Limit of $\frac{n!}{2^{(n^{2})}}$

Question

Find the following limit:$$\lim_{n\to\infty} \frac{n!}{2^{n^2}}$$

I get the feeling that this limit equals to zero. Intuitively, the function $f(n)=2^{n^2}$ grows much more faster than the factorial, however, I wish to prove this limit using only the squeeze theorem or some algebra. I noticed that:

$$0\leq \frac{n!}{2^{n^2}}=\frac{n}{2^n} \cdot\frac{n-1}{2^n}\cdots \frac{2}{2^n}\cdot\frac{1}{2^n}$$

I tried to think about cases about wether $n$ is even or odd, hoping that would lead me to a way to simplify the latter expression, but it didn't work. Also, is there a way to generalize the problem? That is, does the limit $$\lim_{n\to\infty} \frac{n!}{a^{n^a}}$$ is always equal to zero, for $a\in\Bbb{N}$?

Thanks in advance!

Answer 1

It is easy to see that $$n/2^n \leq 1/2$$ for each integer $n \geq 1$.

So we can limit $a_n = \frac{n!}{2^{n^2}}$ (from above) with a geometric progression, I think.

How? Prove the above inequality by induction.

Then using that inequality we have:

$$\frac{n!}{2^{n^2}} \leq \frac{n^n}{2^{n^2}} = (\frac{n}{2^n})^n \leq (1/2)^n$$

Then we can find that the limit is zero using the squeeze theorem.

Answer 2

$$n! \leq n^n=2^{n\log_2 n} $$ This should give you your squeeze theorem argument.

Answer 3

By ratio test

$$\frac{\frac{(n+1)!}{2^{(n+1)^2}}}{\frac{n!}{2^{n^2}}}=\frac{n+1}{2^{2n+1}}\to 0$$

and the latter can be easily proved by induction or ratio test again.

Edit: Note that ratio test is essentially equivalent to the squeeze theorem ( see the proof).

Answer 4

We can prove directly by induction proving that $n!\le2^{n^2-2n+1}$, indeed

• base case: $n=1 \implies 1\le 1$

• induction step: we need to prove

$$k!\le2^{k^2-2k+1}\implies (k+1)!\le2^{k^2}$$

which is true indeed

$$(k+1)!=(k+1)k!\le(k+1)2^{k^2-2k+1}\le2^{k^2-2k+2}\le 2^{k^2}$$

then

$$n!\le2^{n^2-2n+1}< 2^{n^2}$$

and then

$$\frac{n!}{2^{n^2}}\le \frac1{2^{2n-1}}< 1$$

Answer 5

Seemingly a bit late this answer but I think it is worth mentioning it.

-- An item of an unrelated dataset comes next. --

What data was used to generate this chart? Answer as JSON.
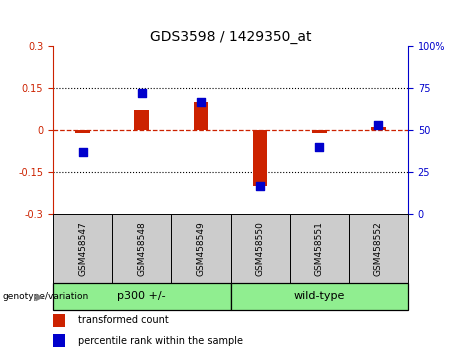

A possible way is as follows:

• Consider first $$a_n = \sqrt[n]{\frac{n!}{2^{n^2}}}=\frac{\sqrt[n]{n!}}{2^n}\stackrel{GM-AM}{\leq} \frac{\frac{n(n+1)}{2n}}{2^n} = \frac{n+1}{2^{n+1}}\stackrel{2^{n+1}=(1+1)^{n+1}}{\leq}\frac{n+1}{\binom{n+1}{2}}=\frac{2}{n}\stackrel{n\to \infty}{\longrightarrow}0$$

Since $\lim_{n\to \infty}a_n = 0 \Rightarrow \lim_{n\to \infty}a_n^n = 0$.

Your general case for $a\in\mathbb{N}, a \geq 2$ follows immediately from the case $a=2$, since $\frac{n!}{a^{n^a}}\leq \frac{n!}{2^{n^a}}\leq \frac{n!}{2^{n^2}}$.